🤖 AI Summary
This work addresses the low GPU utilization and device idling caused by communication latency and data dependencies in multi-tenant data centers when deploying parameter-efficient fine-tuning (PEFT) tasks independently. To overcome these challenges, the authors propose a modular backbone sharing mechanism based on a unified PEFT representation, enabling efficient concurrent execution of multiple tasks through joint spatial and temporal reuse strategies. The approach integrates coordinated scheduling across task, operator, and data levels, leveraging hierarchical scheduling, hybrid spatial-temporal reuse, two-stage hybrid parallelism, and data-chunk alignment to mitigate inefficiencies from invalid tokens.

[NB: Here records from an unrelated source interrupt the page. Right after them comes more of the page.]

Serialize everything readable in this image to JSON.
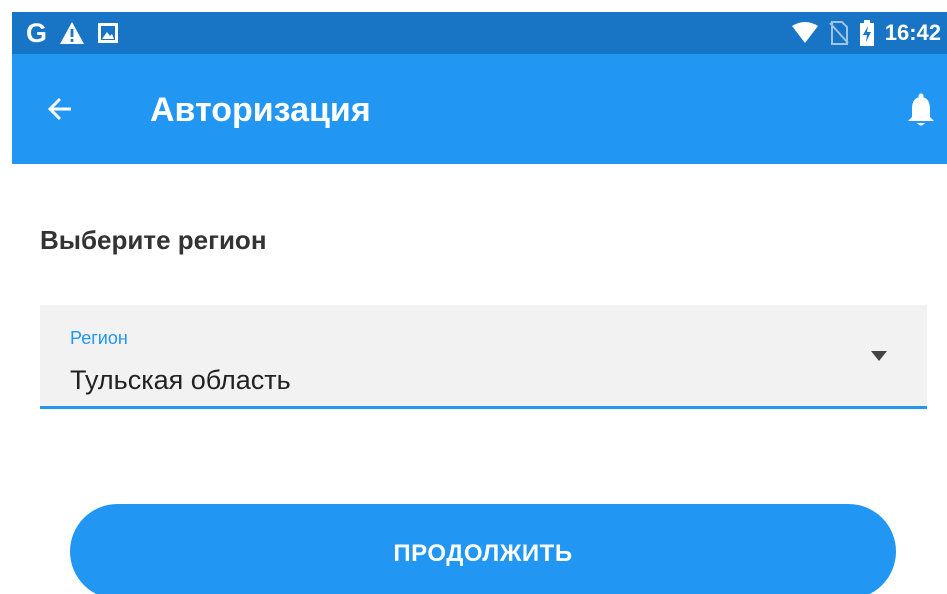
{
  "status_bar": {
    "time": "16:42",
    "left_icons": [
      "google-icon",
      "warning-icon",
      "image-notification-icon"
    ],
    "right_icons": [
      "wifi-icon",
      "no-sim-icon",
      "battery-charging-icon"
    ],
    "google_glyph": "G"
  },
  "app_bar": {
    "title": "Авторизация",
    "back_icon": "arrow-back-icon",
    "action_icon": "bell-icon",
    "color": "#2196f3"
  },
  "content": {
    "heading": "Выберите регион",
    "region_field": {
      "label": "Регион",
      "value": "Тульская область",
      "accent": "#2196f3"
    },
    "continue_button": {
      "label": "ПРОДОЛЖИТЬ"
    }
  }
}
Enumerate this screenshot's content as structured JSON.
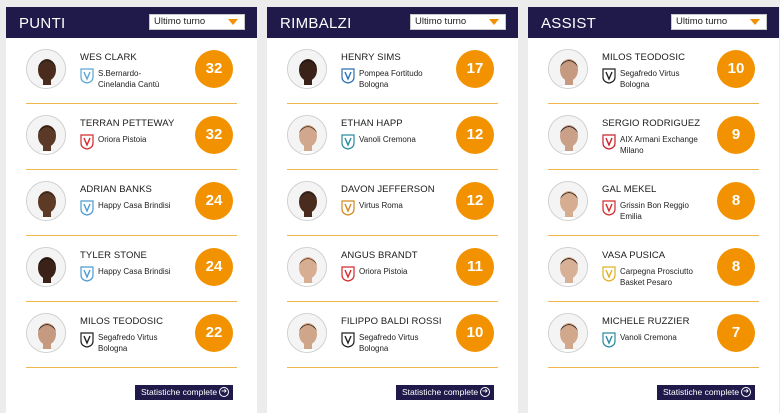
{
  "colors": {
    "header_bg": "#1f1a4a",
    "accent": "#f39200",
    "divider": "#f0b64e"
  },
  "nav": {
    "prev_icon": "chevron-left-icon",
    "next_icon": "chevron-right-icon"
  },
  "panels": [
    {
      "title": "PUNTI",
      "dropdown": "Ultimo turno",
      "button": "Statistiche complete",
      "rows": [
        {
          "name": "WES CLARK",
          "team1": "S.Bernardo-",
          "team2": "Cinelandia Cantù",
          "value": "32",
          "skin": "#4a2c1e",
          "hair": "#1a1a1a",
          "logo": "#5aa6d6"
        },
        {
          "name": "TERRAN PETTEWAY",
          "team1": "Oriora Pistoia",
          "team2": "",
          "value": "32",
          "skin": "#5a3a26",
          "hair": "#1c1410",
          "logo": "#d42a2a"
        },
        {
          "name": "ADRIAN BANKS",
          "team1": "Happy Casa Brindisi",
          "team2": "",
          "value": "24",
          "skin": "#5c3a25",
          "hair": "#2a1d14",
          "logo": "#4a9bd4"
        },
        {
          "name": "TYLER STONE",
          "team1": "Happy Casa Brindisi",
          "team2": "",
          "value": "24",
          "skin": "#3a2218",
          "hair": "#141010",
          "logo": "#4a9bd4"
        },
        {
          "name": "MILOS TEODOSIC",
          "team1": "Segafredo Virtus",
          "team2": "Bologna",
          "value": "22",
          "skin": "#c69a80",
          "hair": "#3a2a20",
          "logo": "#222222"
        }
      ]
    },
    {
      "title": "RIMBALZI",
      "dropdown": "Ultimo turno",
      "button": "Statistiche complete",
      "rows": [
        {
          "name": "HENRY SIMS",
          "team1": "Pompea Fortitudo",
          "team2": "Bologna",
          "value": "17",
          "skin": "#3a2218",
          "hair": "#141010",
          "logo": "#2c6fb5"
        },
        {
          "name": "ETHAN HAPP",
          "team1": "Vanoli Cremona",
          "team2": "",
          "value": "12",
          "skin": "#d1a88d",
          "hair": "#5a3a22",
          "logo": "#2a8aa0"
        },
        {
          "name": "DAVON JEFFERSON",
          "team1": "Virtus Roma",
          "team2": "",
          "value": "12",
          "skin": "#4a2c1e",
          "hair": "#1a1a1a",
          "logo": "#d4881e"
        },
        {
          "name": "ANGUS BRANDT",
          "team1": "Oriora Pistoia",
          "team2": "",
          "value": "11",
          "skin": "#d8ae93",
          "hair": "#6a4a30",
          "logo": "#d42a2a"
        },
        {
          "name": "FILIPPO BALDI ROSSI",
          "team1": "Segafredo Virtus",
          "team2": "Bologna",
          "value": "10",
          "skin": "#d0a68a",
          "hair": "#4a3424",
          "logo": "#222222"
        }
      ]
    },
    {
      "title": "ASSIST",
      "dropdown": "Ultimo turno",
      "button": "Statistiche complete",
      "rows": [
        {
          "name": "MILOS TEODOSIC",
          "team1": "Segafredo Virtus",
          "team2": "Bologna",
          "value": "10",
          "skin": "#c69a80",
          "hair": "#3a2a20",
          "logo": "#222222"
        },
        {
          "name": "SERGIO RODRIGUEZ",
          "team1": "AIX Armani Exchange",
          "team2": "Milano",
          "value": "9",
          "skin": "#caa088",
          "hair": "#2a2020",
          "logo": "#c8202a"
        },
        {
          "name": "GAL MEKEL",
          "team1": "Grissin Bon Reggio",
          "team2": "Emilia",
          "value": "8",
          "skin": "#d6ad90",
          "hair": "#3a2a1c",
          "logo": "#d42a2a"
        },
        {
          "name": "VASA PUSICA",
          "team1": "Carpegna Prosciutto",
          "team2": "Basket Pesaro",
          "value": "8",
          "skin": "#d8b096",
          "hair": "#2a1e16",
          "logo": "#e0b020"
        },
        {
          "name": "MICHELE RUZZIER",
          "team1": "Vanoli Cremona",
          "team2": "",
          "value": "7",
          "skin": "#d2a88c",
          "hair": "#3a2a20",
          "logo": "#2a8aa0"
        }
      ]
    }
  ]
}
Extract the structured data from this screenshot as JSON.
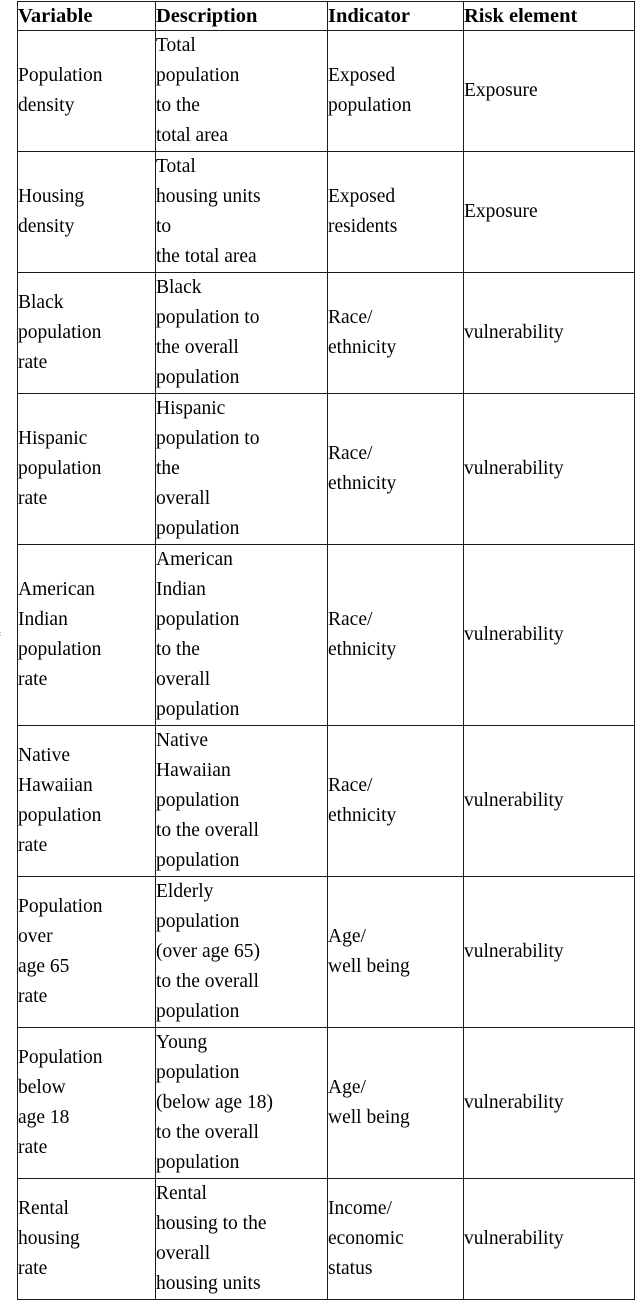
{
  "table": {
    "columns": [
      "Variable",
      "Description",
      "Indicator",
      "Risk element"
    ],
    "rows": [
      {
        "variable": [
          "Population",
          "density"
        ],
        "description": [
          "Total",
          "population",
          "to the",
          "total area"
        ],
        "indicator": [
          "Exposed",
          "population"
        ],
        "risk_element": [
          "Exposure"
        ]
      },
      {
        "variable": [
          "Housing",
          "density"
        ],
        "description": [
          "Total",
          "housing units",
          "to",
          "the total area"
        ],
        "indicator": [
          "Exposed",
          "residents"
        ],
        "risk_element": [
          "Exposure"
        ]
      },
      {
        "variable": [
          "Black",
          "population",
          "rate"
        ],
        "description": [
          "Black",
          "population to",
          "the overall",
          "population"
        ],
        "indicator": [
          "Race/",
          "ethnicity"
        ],
        "risk_element": [
          "vulnerability"
        ]
      },
      {
        "variable": [
          "Hispanic",
          "population",
          "rate"
        ],
        "description": [
          "Hispanic",
          "population to",
          "the",
          "overall",
          "population"
        ],
        "indicator": [
          "Race/",
          "ethnicity"
        ],
        "risk_element": [
          "vulnerability"
        ]
      },
      {
        "variable": [
          "American",
          "Indian",
          "population",
          "rate"
        ],
        "description": [
          "American",
          "Indian",
          "population",
          "to the",
          "overall",
          "population"
        ],
        "indicator": [
          "Race/",
          "ethnicity"
        ],
        "risk_element": [
          "vulnerability"
        ]
      },
      {
        "variable": [
          "Native",
          "Hawaiian",
          "population",
          "rate"
        ],
        "description": [
          "Native",
          "Hawaiian",
          "population",
          "to the overall",
          "population"
        ],
        "indicator": [
          "Race/",
          "ethnicity"
        ],
        "risk_element": [
          "vulnerability"
        ]
      },
      {
        "variable": [
          "Population",
          "over",
          "age 65",
          "rate"
        ],
        "description": [
          "Elderly",
          "population",
          "(over age 65)",
          "to the overall",
          "population"
        ],
        "indicator": [
          "Age/",
          "well being"
        ],
        "risk_element": [
          "vulnerability"
        ]
      },
      {
        "variable": [
          "Population",
          "below",
          "age 18",
          "rate"
        ],
        "description": [
          "Young",
          "population",
          "(below age 18)",
          "to the overall",
          "population"
        ],
        "indicator": [
          "Age/",
          "well being"
        ],
        "risk_element": [
          "vulnerability"
        ]
      },
      {
        "variable": [
          "Rental",
          "housing",
          "rate"
        ],
        "description": [
          "Rental",
          "housing to the",
          "overall",
          "housing units"
        ],
        "indicator": [
          "Income/",
          "economic",
          "status"
        ],
        "risk_element": [
          "vulnerability"
        ]
      }
    ]
  },
  "margin_glyph": "ʻ"
}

Experimental results demonstrate that the proposed system achieves up to a 2.33× improvement in throughput and reduces memory consumption by up to 5.29× compared to three state-of-the-art baselines.
📝 Abstract
Parameter-Efficient Fine-Tuning (PEFT) is widely applied as the backend of fine-tuning APIs for large language model (LLM) customization in datacenters. Service providers deploy separate instances for individual PEFT tasks, giving rise to prominent resource inefficiencies, including (1) GPU underutilization from small-scale, PEFT-native operators and (2) device stalls from communication delays and data dependencies in parallelized execution. To address these issues, this paper presents MuxTune, a fine-tuning system that enables resource-efficient concurrent execution of multiple PEFT tasks. The key idea is to multiplex the backbone across independent tasks in a spatial-temporal manner for improved utilization and reduced stalls. Building on flexible, modularized backbone sharing via unified PEFT representations, MuxTune proposes hierarchical co-scheduling scheme with task, operator, and data-level optimizations. Specifically, it fuses tasks through a hybrid of spatial and temporal multiplexing, and orchestrates multi-task operator execution in two-tiered hybrid parallelism. Additionally, MuxTune employs chunk-based data alignment to mitigate inter-task ineffective tokens. Experimental results demonstrate that MuxTune achieves up to $2.33\times$ higher throughput and $5.29\times$ memory reduction compared to three state-of-the-art baselines.